As Ninja is busy preparing for the party, he asks you for help. Can you help Ninja determine the minimum possible difference between the maximum and minimum sweetness of chocolates in 'PACKET’ after using the magic number 'K'?

Input Format :
The first line contains an integer 'T' which denotes the number of test cases or queries to be run. Then the test cases follow.

The first line of each test case contains two single space-separated integers 'N' and 'K' denoting the number of chocolates in the 'PACKET' and the magic number, respectively.

The second line of each test case contains 'N' single space-separated integers, denoting the sweetness of each chocolate in 'PACKET'.
Output Format :
For each test case, print the minimum possible difference between the maximum and minimum sweetness value of chocolates in the array/list ‘PACKET’.

Print the output of each test case in a separate line.
Note :
You are not required to print the expected output, and it has already been taken care of. Just implement the function.
Constraints :
1 <= T <= 100
1 <= N <= 10^5
1 <= K <= 10^5
1 <= PACKET[i] <= 10^5

Where 'T' is the number of test cases, 'N' denotes the number of chocolates in the given array/list 'PACKET' and 'K' denotes the given magic number, respectively. 'PACKET[i]' denotes the sweetness of the i'th chocolate. 

Time Limit : 1 sec 
Approach 1

The main observation while solving this problem is that after every update to ‘PACKET’,  only the difference between the largest and smallest sweetness level of chocolate matters to us. 

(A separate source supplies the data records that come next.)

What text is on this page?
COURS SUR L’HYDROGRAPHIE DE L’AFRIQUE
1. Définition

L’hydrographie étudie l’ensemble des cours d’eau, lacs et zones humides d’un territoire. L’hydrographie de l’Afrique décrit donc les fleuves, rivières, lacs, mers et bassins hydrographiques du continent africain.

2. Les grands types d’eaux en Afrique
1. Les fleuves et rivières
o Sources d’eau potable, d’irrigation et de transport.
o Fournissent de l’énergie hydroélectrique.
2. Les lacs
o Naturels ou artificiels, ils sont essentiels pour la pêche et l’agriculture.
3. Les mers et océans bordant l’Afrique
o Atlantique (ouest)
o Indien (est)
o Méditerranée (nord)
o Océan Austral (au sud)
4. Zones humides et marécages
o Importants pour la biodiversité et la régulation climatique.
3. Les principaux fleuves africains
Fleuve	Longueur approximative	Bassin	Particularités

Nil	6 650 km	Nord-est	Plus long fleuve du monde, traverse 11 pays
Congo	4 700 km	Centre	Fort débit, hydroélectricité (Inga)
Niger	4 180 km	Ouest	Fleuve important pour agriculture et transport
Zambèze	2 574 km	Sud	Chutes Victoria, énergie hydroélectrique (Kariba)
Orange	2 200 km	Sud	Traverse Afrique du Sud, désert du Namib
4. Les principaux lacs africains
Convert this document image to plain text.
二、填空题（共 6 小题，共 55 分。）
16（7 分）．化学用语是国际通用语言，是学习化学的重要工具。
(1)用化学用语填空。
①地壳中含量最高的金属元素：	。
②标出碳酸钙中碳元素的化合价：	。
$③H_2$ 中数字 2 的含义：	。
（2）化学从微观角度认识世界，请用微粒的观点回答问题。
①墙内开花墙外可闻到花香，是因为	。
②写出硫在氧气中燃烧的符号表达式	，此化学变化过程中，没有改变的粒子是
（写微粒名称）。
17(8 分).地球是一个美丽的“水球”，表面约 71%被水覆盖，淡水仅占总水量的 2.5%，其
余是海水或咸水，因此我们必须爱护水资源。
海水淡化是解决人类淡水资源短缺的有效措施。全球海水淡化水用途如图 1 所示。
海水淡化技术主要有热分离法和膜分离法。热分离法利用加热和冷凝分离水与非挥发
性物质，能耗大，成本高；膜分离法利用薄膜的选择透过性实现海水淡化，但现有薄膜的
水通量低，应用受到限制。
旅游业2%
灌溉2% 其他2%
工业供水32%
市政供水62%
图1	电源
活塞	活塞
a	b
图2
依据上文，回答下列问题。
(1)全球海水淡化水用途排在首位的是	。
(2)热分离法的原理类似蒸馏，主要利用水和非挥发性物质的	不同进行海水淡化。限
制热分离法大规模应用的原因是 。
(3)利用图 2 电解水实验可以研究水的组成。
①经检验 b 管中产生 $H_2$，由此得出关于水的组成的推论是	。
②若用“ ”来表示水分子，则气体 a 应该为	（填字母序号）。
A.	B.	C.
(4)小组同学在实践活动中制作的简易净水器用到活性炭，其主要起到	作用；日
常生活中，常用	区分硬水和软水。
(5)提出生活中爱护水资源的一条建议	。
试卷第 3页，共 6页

The main idea behind this approach is to sort ‘PACKETS’ in increasing order. Then for all the chocolates in the ‘PACKET’, check if subtracting the sweetness level of ‘i’th chocolate by ‘K’ (i.e. PACKET[i]’ - ’K’) or increasing its value by ‘K’ (i.e. ‘PACKET[i]’ + ’K’) makes any changes in our result or not. 

 

Here is the complete algorithm :

  • Sort the ‘PACKET’ in increasing order and initialize three variables ‘BIG’ = ‘PACKET[N - 1]’ i.e. the largest value in ‘PACKET’, ‘SMALL’ = ‘PACKET[0]’ i.e. the smallest value in ‘PACKET’ and ‘MIN_DIFF’ to store the difference between the largest and the smallest sweetness value.
  • Now iterate the ‘PACKET’ and for each chocolate, do the following:
    • If subtracting and adding  ‘K’ to the chocolate does not change ‘SMALL’ and ‘BIG’ respectively then do nothing. Following are those two cases:
      • PACKET[i] - ‘K’’ >= ‘SMALL
      • PACKET[i] + ‘K’’ <= ‘BIG
    • Else, either the subtraction (‘PACKET[i]’ - ‘K’) will yield the smaller number or the addition (‘PACKET[i]’ - ‘K’) will result in a greater number. Update our ‘SMALL’ or ‘BIG’ variables accordingly:
      • If ‘BIG’ - ‘PACKET[i]’ - ‘K’ results in a smaller difference then update ‘SMALL’.
      • Else update ‘BIG’.
  • Finally, return the minimum of ‘MIN_DIFF’ and ‘BIG’ - ‘SMALL’.